Party Like It's 2007 in the Equity and Debt Markets?

Everyone's a a good mood, Sentiment Alert? According to Investors Intelligence latest report the bulls are on the rise to 57.3%, while the bears hibernate @ 15.7%. The spread is close to levels @ Oct '07 peak.

Corporations are feeling the love as well. The S&P 500 announced stock buybacks just touched its highest quarterly volume since 4Q07, a cool $100 billion-ish.

The shorts are definitely on the run. As of March 30th, the value of stocks on loan to short sellers was a paltry $273 bln, lowest in 5 years per my fiends at Data Explorers in London.

First quarter performance shows the financial sector have dominated YTD spread tightening (improvement) with REITS, Banks, Insurance leading the way. Yet bank credit spreads are well off their 2007 tights by about 80 bps if you look at 5 year CDS (credit default swaps). While industrials and consumer related companies are on top of or through 2007 tights. In other words, McDonald and IBM can borrow at 2007 levels (pay less interest) and CitiGroup, JP Morgan, Bank of America cannot.

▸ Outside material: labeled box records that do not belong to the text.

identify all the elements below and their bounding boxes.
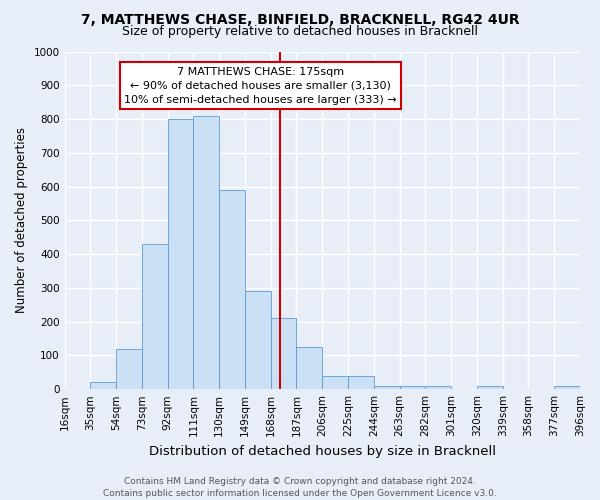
Bar [296, 347, 322, 389]
Y-axis label: Number of detached properties: Number of detached properties [15, 128, 28, 314]
Bar [271, 318, 296, 389]
Bar [425, 386, 451, 389]
Text: 7 MATTHEWS CHASE: 175sqm
← 90% of detached houses are smaller (3,130)
10% of sem: 7 MATTHEWS CHASE: 175sqm ← 90% of detach… [124, 66, 397, 104]
Text: 7, MATTHEWS CHASE, BINFIELD, BRACKNELL, RG42 4UR: 7, MATTHEWS CHASE, BINFIELD, BRACKNELL, … [80, 12, 520, 26]
Bar [374, 386, 400, 389]
Bar [322, 376, 348, 389]
Bar [348, 376, 374, 389]
Bar [193, 116, 219, 389]
Text: Size of property relative to detached houses in Bracknell: Size of property relative to detached ho… [122, 25, 478, 38]
Text: Contains HM Land Registry data © Crown copyright and database right 2024.
Contai: Contains HM Land Registry data © Crown c… [103, 476, 497, 498]
Bar [116, 348, 142, 389]
X-axis label: Distribution of detached houses by size in Bracknell: Distribution of detached houses by size … [149, 444, 496, 458]
Bar [219, 190, 245, 389]
Bar [142, 244, 167, 389]
Bar [477, 386, 503, 389]
Bar [91, 382, 116, 389]
Bar [245, 292, 271, 389]
Bar [554, 386, 580, 389]
Bar [400, 386, 425, 389]
Bar [167, 119, 193, 389]
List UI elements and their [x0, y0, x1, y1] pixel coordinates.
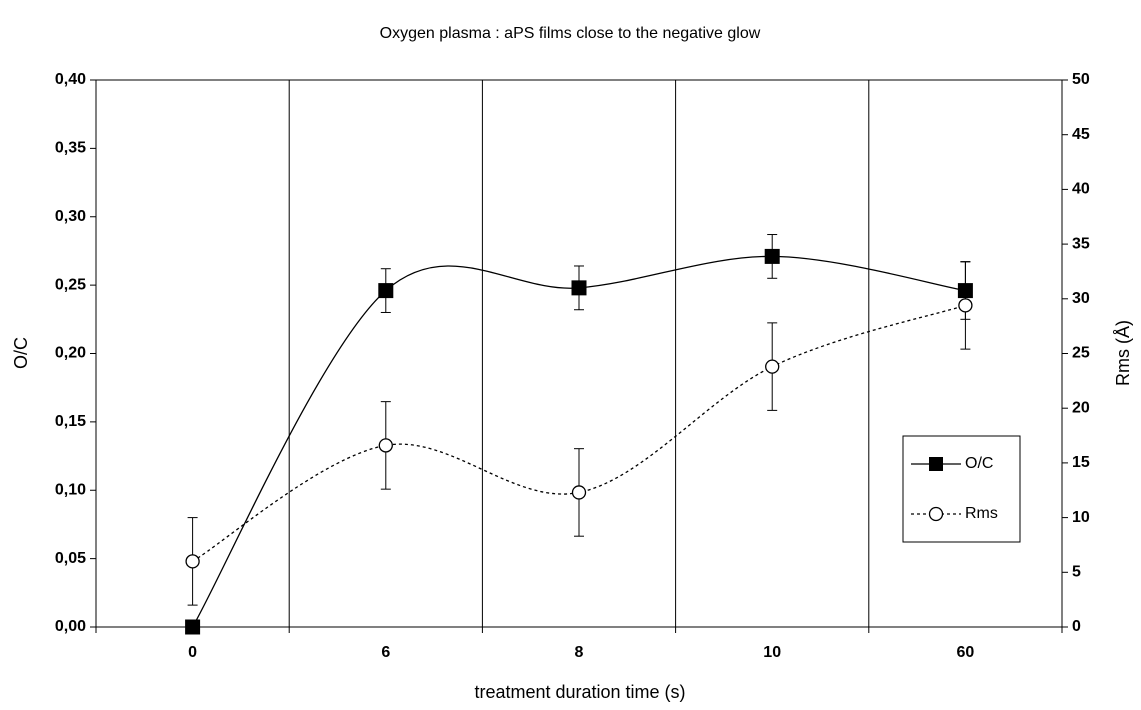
marker [764, 248, 780, 264]
legend-box [902, 435, 1021, 543]
marker [765, 359, 780, 374]
y-tick-label: 0,20 [55, 345, 86, 362]
marker [185, 554, 200, 569]
y2-tick-label: 15 [1072, 454, 1090, 471]
y2-tick-label: 30 [1072, 290, 1090, 307]
y2-tick-label: 20 [1072, 399, 1090, 416]
y2-axis-title: Rms (Å) [1113, 320, 1133, 386]
marker [571, 485, 587, 500]
y2-tick-label: 40 [1072, 181, 1090, 198]
y-axis-title: O/C [11, 337, 31, 369]
x-tick-label: 8 [575, 644, 584, 661]
y2-tick-label: 45 [1072, 126, 1090, 143]
marker [571, 280, 587, 296]
series-line [192, 255, 966, 628]
y-tick-label: 0,05 [55, 550, 86, 567]
marker [958, 298, 973, 313]
y2-tick-label: 50 [1072, 71, 1090, 88]
legend-marker [928, 506, 944, 522]
marker [185, 619, 201, 635]
y-tick-label: 0,35 [55, 140, 86, 157]
y2-tick-label: 35 [1072, 235, 1090, 252]
marker [378, 438, 393, 453]
y2-tick-label: 0 [1072, 618, 1081, 635]
legend-label: Rms [965, 505, 998, 522]
x-tick-label: 0 [188, 644, 197, 661]
y2-tick-label: 5 [1072, 564, 1081, 581]
x-tick-label: 60 [957, 644, 975, 661]
x-tick-label: 6 [381, 644, 390, 661]
legend-label: O/C [965, 455, 993, 472]
chart-title: Oxygen plasma : aPS films close to the n… [380, 25, 761, 42]
y-tick-label: 0,10 [55, 481, 86, 498]
y-tick-label: 0,30 [55, 208, 86, 225]
y-tick-label: 0,15 [55, 413, 86, 430]
marker [378, 283, 394, 299]
x-axis-title: treatment duration time (s) [474, 682, 685, 702]
x-tick-label: 10 [763, 644, 781, 661]
y2-tick-label: 25 [1072, 345, 1090, 362]
y-tick-label: 0,25 [55, 276, 86, 293]
y-tick-label: 0,00 [55, 618, 86, 635]
y2-tick-label: 10 [1072, 509, 1090, 526]
plot-frame [95, 79, 1063, 628]
y-tick-label: 0,40 [55, 71, 86, 88]
legend-marker [929, 457, 943, 471]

They're dancing across the pond as well. Over the last 10 days cash corporate spreads (easy credit) in Europe have continued to rally, reaching levels last seen in May 2010.

It's not as rosy in sovereign land as Ireland's 5 year government bonds have increased 210 bps in yield since early February to 10.5%, 10 yr paper + 90 bps to 9.8%. Winston Churchill once said, when you're going through hell keep going. My sympathy is with the people of Ireland, something like $30 billion in annual tax revenue vs. $22 billion in interest costs on their mountain of debt.

My Meeting with the Governor of the Central Bank of Ireland

I have a meeting with the Governor of the Central Bank of Ireland, Patrick Honohan while I'm in Dublin on June 2nd. I look forward to learning more.

Listening to the loud chorus of recent Fedspeak (comments by Federal Reserve board members) here in the USA you might have to cover your ears. Not because of content but volume. There's a growing view among traders that Washington sent out some memo to coordinate everyone to start talking hawkishly?

In fact, going into this week, 13 Fed officials have spoken publicly in the last two weeks at 23 speaking engagements all over the globe.

It's working as well. The 10 year US Treasury is ripping wider, with a yield at last night close of 3.58%, that's 36 basis points higher yield over the last 3 weeks.

Of course the raging doves on the Fed like Bill Dudley are still singing the same tune about how tame "core" inflation (ex food and energy) is. This may be true but Mr. Dudley you can't eat an iPad. A single bottle of Chateau Lafite recently sold for record $34,316. "Wine History was made today," said a VP at Sotheby's International. Not to mention with the Easter holiday approaching Hershey announced it's raising wholesale candy prices by a big bite, 9.7%.

According to the website Zerohedge, the Federal Reserve has printed $2.5 trillion to create 1,492,000 jobs from recession bottom; that's $1.7 million per job. How many dollars is that per DOW point from the March 2009 lows?

All cheap money did was get us into this mess in 2007. And now we're heading towards those same waters without a functional financial reform process. We must fix Dodd-Frank now, we cannot afford another Lehman Brothers.